“Catapult Mystery.”
Strange attacks on a villa. Big hue and cry for miscreants.
Woodford, Saturday.
Mysterious attacks made on a villa in Grove Road, Woodford, are puzzling the local police. The attacks are also causing considerable indignation and alarm among the people of the neighbourhood. Wellington Villa, occupied by Mr Thomas Herbert Gaskin, inventor of the Gaskin lifeboat, has been singled out for a series of extraordinary assaults by some person or persons apparently armed with a long-distance catapult.
The attacks commenced about a week ago, when stones, seemingly propelled from a spot a considerable distance away, rattled against the upper windows without doing any damage. The second attempt was of a more determined nature, and the third, commencing late on Thursday night, was continued into the small hours of yesterday morning, causing much damage.
The whole neighbourhood was roused, and fifty people, assisted by four policemen, searched the dsitrict for hours. Having got the range of the house, the attackers sent stone after stone through the bedroom windows, breaking plate glass three-eighths of an inch thick.
Mr Gaskin’s son was struck on the shoulder by a pebble, and the bedroom floors were soon littered with stones and broken glass.
The police and others who took up the search for the attacking party climbed on the roofs of adjacent houses and swarmed up neighbouring trees, in order to get good posts of observation, but no one could discover where the stones were coming from. The stones were smooth, and evidently carefully chosen for the purpose.
Mr Gaskin, who is an American, has lived at Wellington Villa for fourteen years. So far as he knows he has not an enemy in the world, and he can offer no solution to the mystery. If a catapult is being used it must be one of unusual power, for all the stones come in a straight line.

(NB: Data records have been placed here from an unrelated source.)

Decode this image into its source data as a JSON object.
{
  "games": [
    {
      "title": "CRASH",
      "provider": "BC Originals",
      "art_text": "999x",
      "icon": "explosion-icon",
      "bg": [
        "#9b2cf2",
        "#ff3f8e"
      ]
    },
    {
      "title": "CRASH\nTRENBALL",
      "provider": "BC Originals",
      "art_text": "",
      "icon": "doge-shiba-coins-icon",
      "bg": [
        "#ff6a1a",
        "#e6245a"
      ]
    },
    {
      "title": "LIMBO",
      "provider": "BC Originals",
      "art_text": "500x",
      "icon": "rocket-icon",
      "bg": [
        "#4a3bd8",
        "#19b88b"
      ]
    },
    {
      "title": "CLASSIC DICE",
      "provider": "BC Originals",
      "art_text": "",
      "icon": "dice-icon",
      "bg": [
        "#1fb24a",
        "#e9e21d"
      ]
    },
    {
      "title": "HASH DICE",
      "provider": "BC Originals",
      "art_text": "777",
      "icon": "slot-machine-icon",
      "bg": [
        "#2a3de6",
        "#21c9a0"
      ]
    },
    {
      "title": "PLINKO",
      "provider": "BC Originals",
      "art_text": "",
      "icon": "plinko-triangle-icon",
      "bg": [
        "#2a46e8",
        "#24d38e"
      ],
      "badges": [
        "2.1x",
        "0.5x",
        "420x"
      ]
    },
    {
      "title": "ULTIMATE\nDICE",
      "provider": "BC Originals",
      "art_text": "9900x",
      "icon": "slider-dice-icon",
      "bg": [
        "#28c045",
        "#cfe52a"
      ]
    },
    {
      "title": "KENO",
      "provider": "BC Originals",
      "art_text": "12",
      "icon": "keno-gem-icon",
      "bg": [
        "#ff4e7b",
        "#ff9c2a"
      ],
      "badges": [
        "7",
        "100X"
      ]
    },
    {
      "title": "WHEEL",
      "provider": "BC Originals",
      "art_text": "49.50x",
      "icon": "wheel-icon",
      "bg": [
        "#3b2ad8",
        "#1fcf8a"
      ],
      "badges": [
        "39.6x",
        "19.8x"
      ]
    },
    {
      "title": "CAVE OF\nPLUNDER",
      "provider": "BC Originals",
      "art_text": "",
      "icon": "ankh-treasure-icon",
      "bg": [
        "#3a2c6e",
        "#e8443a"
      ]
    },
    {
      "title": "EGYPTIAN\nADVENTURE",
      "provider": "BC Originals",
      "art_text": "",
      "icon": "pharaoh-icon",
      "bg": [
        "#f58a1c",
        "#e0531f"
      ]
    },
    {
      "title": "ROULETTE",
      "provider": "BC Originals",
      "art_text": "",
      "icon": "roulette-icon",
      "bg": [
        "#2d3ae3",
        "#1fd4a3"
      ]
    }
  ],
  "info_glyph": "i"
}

Sunday Post, 15th August 1920.
Stones Shower on Police.
Mysterious attack during burglar hunt.
Woodford, Essex, Saturday.
While searching for a supposed burglar, a strong muster of Woodford policemen, who form part of the J Division of the Metropolitan Force, were stoned, and close investigations have failed to reveal who stoned them, or where the stones came from.
The mystery is deepened by the fact that a similar incident took place at the same house about a year ago, excepting that on that occasion the police were not stoned, but a quantity of glass was smashed by a mysterious shower of flints.
At one o’clock yesterday morning an alarm was raised by Mr Gaskin, who told the police that his house in Grove road, Woodford, had been burglariously entered, that he was struck in it by a man who escaped through a window.
In view of the previous occurrence police whistles were freely sounded, and the house was speedily surrounded by officers. A search was being made when the stones showered about them and Mr Gaskin, who was assisting in the search. Where they came from, or how they were thrown is a mystery. It was suggested that aircraft might have been used, but there was no sound of aeroplanes.
Sunday Post, 15th July 1923.
“Ghost’s” Stony Prank?
Mysterious shower of missiles on police at Woodford.
Has Woodford a house haunted by a ghost who stones the police? This question was freely asked in Woodford yesterday, when it was learned that stones were showered on police searching for a supposed burglar.
When, at 1a.m., Mr Gaskin, the householder in Grove-road, gave the alarm, stating that he had been struck in the face by a burglar, police whistles were freely blown, as on a previous occasion a police search was interrupted by a mysterious shower of flints that smashed several windows. Although the house was speedily surrounded, no one was seen, but stones were showered on Mr Gaskin and the police.
Sunday Mirror, 15th July 1923.
(virtually the same is in the Daily Mirror the next day, under the heading ‘Stone-hurling ‘Ghost”)
Who throws the stones?
Mystery of Bombarded Villa.
The mystery of the bombarded house in Grove Road, South Woodford, London, E., is still baffling the local police and the men from Scotland Yard who were called on to help to solve it. The stone-throwing began on Monday night of last week, when the top windows of Wellington Villa in Grove Road received a shower of small stones.
Last Thursday three windows of the top rooms were smashed by a dozen or so stones. The police were called, and stationed themselves in the top rooms and in the roadway, but for an hour or more the stones kept coming through the windows.
On Friday night the police were in force in the house, in the road, on the roofs of the houses opposite, and up some neighbouring trees. At 10.30 stones flew through the windows of the upper rooms every few mintues but whence they came could not be discovered.
On Saturday the police, some 40 strong, were again on the alert, and again the stone-throwing was repeated. One of the watching policemen was struck. Since then there has been no repetition of the bombardment, but night by night the police are on special duty.
Wellington Villa has been occupied by Mr H. T. Gaskin for 14 years. He is a bedridden invalid, and so far as he knows he has offended nobody, and has no enemy. The stones apparently all come from one direction, and the police do not think they can have been hand thrown.
Edinburgh Evening News, 20th August 1920.